Both benchmarks settled at their highest since Dec. 30, with WTI up for a fifth straight day for the first time since October and Brent up for a third straight day for the first time since December.

Global stocks rose on hopes that U.S. inflation and earnings numbers due Thursday will point to a resilient economy and translate into a slower pace of interest rate hikes.

If inflation is below expectations, it would drive the dollar lower, analysts say, which could boost oil demand as it makes crude cheaper for buyers holding other currencies.

The Federal Reserve will likely raise its target interest rate for the last time at its January 31-February 31 meeting. 1 monetary policy meeting, taking it 50 basis points (bps) to a range of 4.75% to 5.00%, HSBC said in a research note.

Much of the market’s optimism hinged on the reopening of its economy by major oil importer China after tight COVID-19 restrictions ended.

“Energy traders should get used to seeing oil prices go up.

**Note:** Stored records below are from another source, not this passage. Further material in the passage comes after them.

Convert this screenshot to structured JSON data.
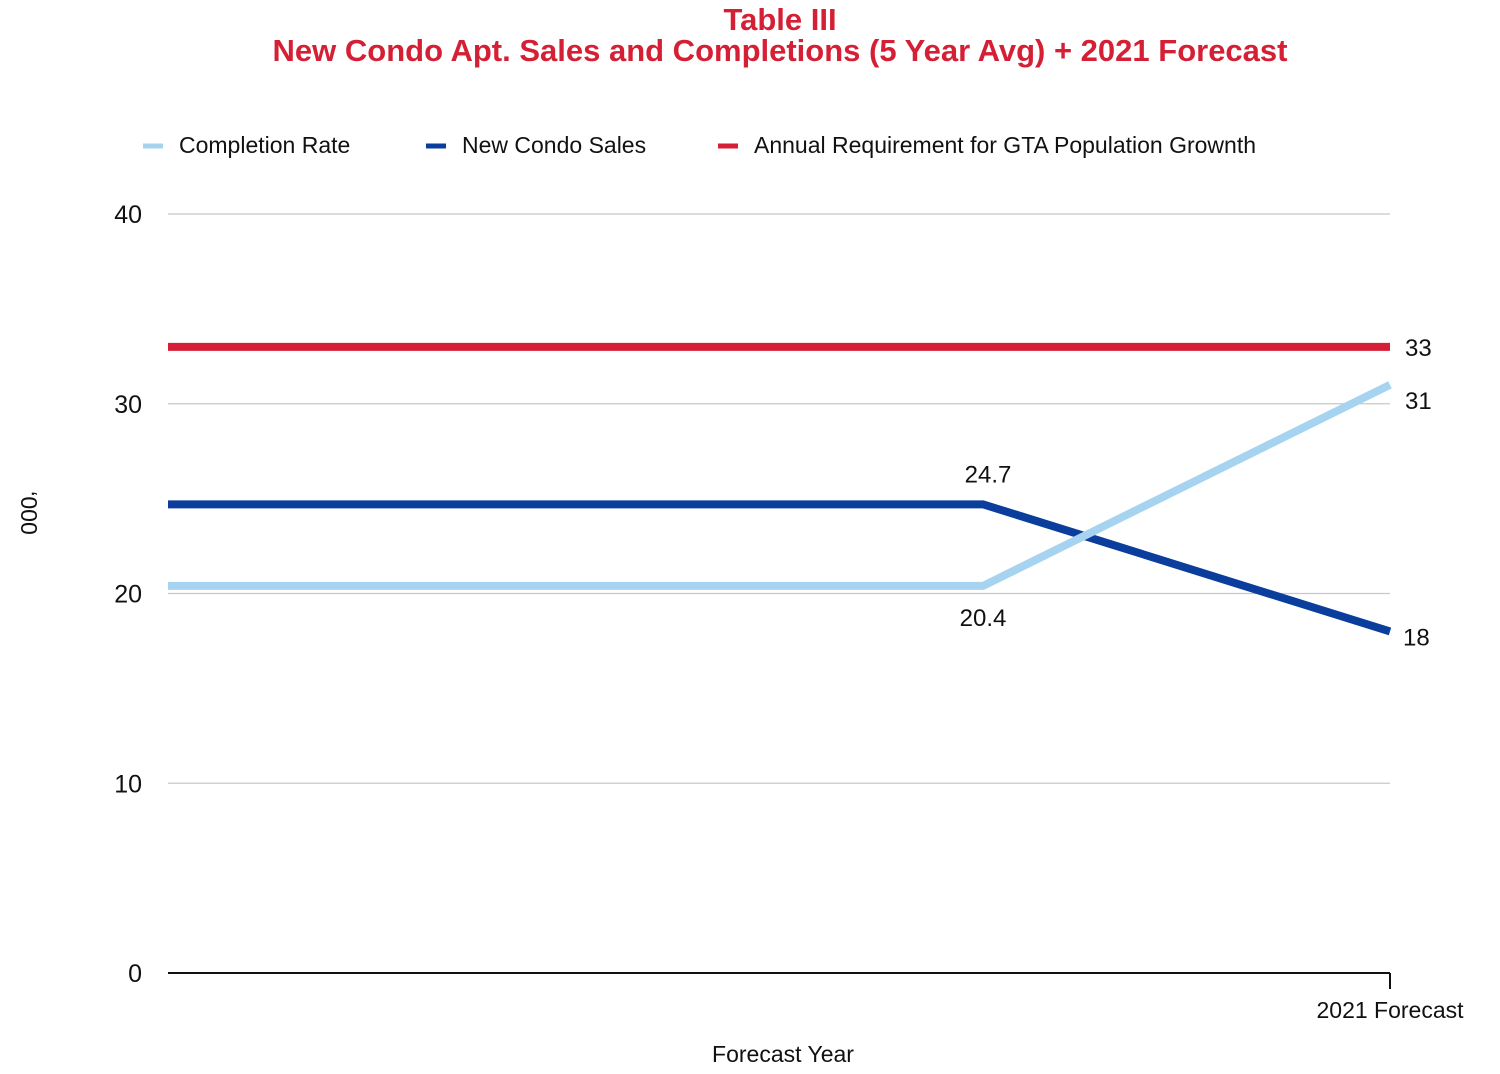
{
  "chart_data": {
    "type": "line",
    "title": "Table III",
    "subtitle": "New Condo Apt. Sales and Completions (5 Year Avg) + 2021 Forecast",
    "xlabel": "Forecast Year",
    "ylabel": "‘000",
    "categories": [
      "",
      "",
      "2021 Forecast"
    ],
    "ylim": [
      0,
      40
    ],
    "yticks": [
      0,
      10,
      20,
      30,
      40
    ],
    "grid": true,
    "legend_position": "top",
    "series": [
      {
        "name": "Completion Rate",
        "color": "#a6d4f0",
        "values": [
          20.4,
          20.4,
          31
        ],
        "labels": [
          "",
          "20.4",
          "31"
        ]
      },
      {
        "name": "New Condo Sales",
        "color": "#0b3d9c",
        "values": [
          24.7,
          24.7,
          18
        ],
        "labels": [
          "",
          "24.7",
          "18"
        ]
      },
      {
        "name": "Annual Requirement for GTA Population Grownth",
        "color": "#d51f35",
        "values": [
          33,
          33,
          33
        ],
        "labels": [
          "",
          "",
          "33"
        ]
      }
    ]
  }
}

Oil demand is coming back and expectations are high that demand from China is about to spike,” said Edward Moya, senior analyst. market to data and analytics firm OANDA.

Overall passenger vehicle sales in China are expected to increase by 5% in 2023, Volkswagen AG Chinese President Ralf Brandstaetter told Chinese media.

China’s industrial output is expected to have risen 3.6% in 2022 from a year earlier, the Ministry of Industry and Information Technology (MIIT) said, despite production disruptions and logistics due to COVID-19 restrictions.

The U.S. Energy Information Administration (EIA) said crude inventories jumped 19.0 million barrels last week, the third-biggest weekly gain on record and the highest since inventories began rose by a record 21.6 million barrels in February 2021. Last week’s increase came as refiners were slow to restore production after a freeze in operations at the end of 2022.

Analysts polled by Reuters had forecast a drop of 2.2 million barrels in crude inventories and industry data from the American Petroleum Institute (API) showing an increase of 14.9 million barrels. ,

The EIA forecast this week that U.S. crude production will hit all-time highs in 2023 and 2024.

An international price cap imposed on sales of Russian crude came into effect on December 5 and further restrictions on product sales are expected to come into effect next month as the European Union (EU) continues to work on new new sanctions against Moscow following the invasion of Ukraine. .

The EIA said the upcoming EU ban on maritime imports of petroleum products from Russia on February 5 could be more disruptive than the EU ban on maritime imports of crude oil from Russia implemented in December 2022.

Russian Deputy Prime Minister Alexander Novak said the country’s oil producers had had no trouble striking export deals despite Western sanctions and price caps.

Additional reporting by Noah Browning in London, Sonali Paul in Melbourne, Trixie Yap in Singapore and Laila Kearney in New York; Editing by Marguerita Choy, David Goodman and David Gregorio

Our standards: The Thomson Reuters Trust Principles.

Scott Disavino

Thomson Reuters

Covers the North American electricity and natural gas markets.